A ideia é que formam um coletivo no qual todos são iguais. Pensam em coletivo, falam em coletivo, agem em coletivo, assinam em coletivo. Recentemente, um professor de uma importante universidade brasileira teve dificuldade de se comunicar com um "aluno" (vai saber o que ele ou ela era de fato) porque ele ou ela se recusava a se identificar na comunicação escrita, já que ele –ou ela– não era uma "pessoa", mas um coletivo.
Imagino que, em cem anos, essa modinha será incluída no conjunto de psicopatologias da virada do século 20 para o 21, época que será vista pela sociologia do futuro como uma era de ressentidos e mimados: a mania por coletivos será classificada como ódio patológico à individualidade, suas responsabilidades e contradições.
Freud classificaria como um estágio da pulsão de morte, seguramente. Para o criador da psicanálise, a pulsão busca sempre uma posição regressiva. No caso da pulsão de morte, ela busca o "repouso na pedra". Na matéria inorgânica.
No caso dos coletivos, ela busca o repouso na destruição do "eu". Na dissolução do "eu" na manada.
Elias Canetti, intelectual judeu búlgaro que estudou as multidões (além do próprio Freud, claro), já apontava a dissolução do "eu" na manada, na "mancha" disforme da multidão. Há um prazer mórbido em se sentir parte de um coletivo: a morte do sujeito moderno, esse atormentado.

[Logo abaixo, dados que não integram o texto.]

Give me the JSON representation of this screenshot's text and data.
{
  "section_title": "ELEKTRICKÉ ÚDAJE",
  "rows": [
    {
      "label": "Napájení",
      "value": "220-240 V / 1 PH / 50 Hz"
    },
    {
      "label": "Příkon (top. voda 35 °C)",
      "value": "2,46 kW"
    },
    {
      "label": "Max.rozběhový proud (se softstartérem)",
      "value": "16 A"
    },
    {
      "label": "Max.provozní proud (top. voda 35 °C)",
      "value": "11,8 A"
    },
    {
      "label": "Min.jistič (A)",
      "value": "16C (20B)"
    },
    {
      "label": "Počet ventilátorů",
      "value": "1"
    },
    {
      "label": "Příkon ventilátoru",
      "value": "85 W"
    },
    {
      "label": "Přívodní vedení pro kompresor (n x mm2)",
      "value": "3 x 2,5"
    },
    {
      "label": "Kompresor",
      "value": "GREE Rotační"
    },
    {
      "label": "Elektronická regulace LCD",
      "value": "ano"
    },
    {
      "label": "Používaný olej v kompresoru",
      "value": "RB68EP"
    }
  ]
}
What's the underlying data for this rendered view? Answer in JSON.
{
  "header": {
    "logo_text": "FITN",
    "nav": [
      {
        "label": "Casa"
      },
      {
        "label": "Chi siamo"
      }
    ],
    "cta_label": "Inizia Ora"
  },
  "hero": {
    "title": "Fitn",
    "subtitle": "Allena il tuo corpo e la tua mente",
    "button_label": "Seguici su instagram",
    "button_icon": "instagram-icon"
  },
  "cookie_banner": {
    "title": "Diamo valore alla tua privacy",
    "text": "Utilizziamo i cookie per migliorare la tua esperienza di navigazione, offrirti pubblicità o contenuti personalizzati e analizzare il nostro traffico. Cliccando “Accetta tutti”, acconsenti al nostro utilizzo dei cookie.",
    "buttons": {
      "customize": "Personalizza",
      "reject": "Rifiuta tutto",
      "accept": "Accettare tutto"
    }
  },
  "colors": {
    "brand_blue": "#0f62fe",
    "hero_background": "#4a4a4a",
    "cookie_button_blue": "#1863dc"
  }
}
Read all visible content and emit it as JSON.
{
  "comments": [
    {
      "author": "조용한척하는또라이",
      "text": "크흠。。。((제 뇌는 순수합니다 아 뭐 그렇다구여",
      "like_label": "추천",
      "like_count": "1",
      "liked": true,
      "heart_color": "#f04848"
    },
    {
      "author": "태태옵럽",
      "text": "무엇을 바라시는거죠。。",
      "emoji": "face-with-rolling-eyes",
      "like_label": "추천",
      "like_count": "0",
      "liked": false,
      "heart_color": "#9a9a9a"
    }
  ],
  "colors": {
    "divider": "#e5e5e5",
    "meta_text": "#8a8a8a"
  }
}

O fenômeno dos coletivos é um traço regressivo no embate com a solidão do homem moderno. É uma tentativa, canhestra e primitiva, de "voltar ao útero materno" para ver se o ruído insuportável da realidade disforme do mundo se dissolve porque grito palavras de ordem ou faço coisas pelas quais eu mesmo não sou responsabilizado, mas o "coletivo", essa "pessoa" indiferenciada que não existe.
A indiferenciação num todo sempre foi uma forma de gozo regressivo, de algum modo. As políticas utópicas socialistas históricas carregaram essa marca nelas. Além do mesmo ódio pelo indivíduo, que tentaram matar a todo custo. No fenômeno místico, visto pelos olhos do "sentimento oceânico", como cita Freud, há também um gozo, que pode desaguar em terroristas islâmicos ou dervixes sufis maravilhosos.
O filósofo inglês do século 20 Michael Oakeshott escreveu sobre como ser indivíduo ("projeto" burguês que deu errado) é quase impossível para a maioria das pessoas, justamente pela sua solidão intrínseca e pelas suas contradições.
Oakeshott descreveu inclusive o surgimento de movimentos "anti-indivíduos", que seriam marcados por totens. Esses totens poderiam ser pessoas carismáticas ou ideias que reuniriam massas de pessoas indiferenciadas e furiosas contra os indivíduos vistos por elas como egoístas, sujos, metidos e arrogantes, por serem "contra o coletivo". Acertou em cheio.
Fosse eu escrever um argumento ou roteiro para um curta, escreveria sobre como abelhas evoluíram no seu amor à colmeia, chegando aos coletivos de hoje em dia. E na fúria que caracteriza as abelhas quando você se aproxima da colmeia e da sua rainha, essas abelhas evoluídas odiariam o sapiens, e suas contradições sem fim.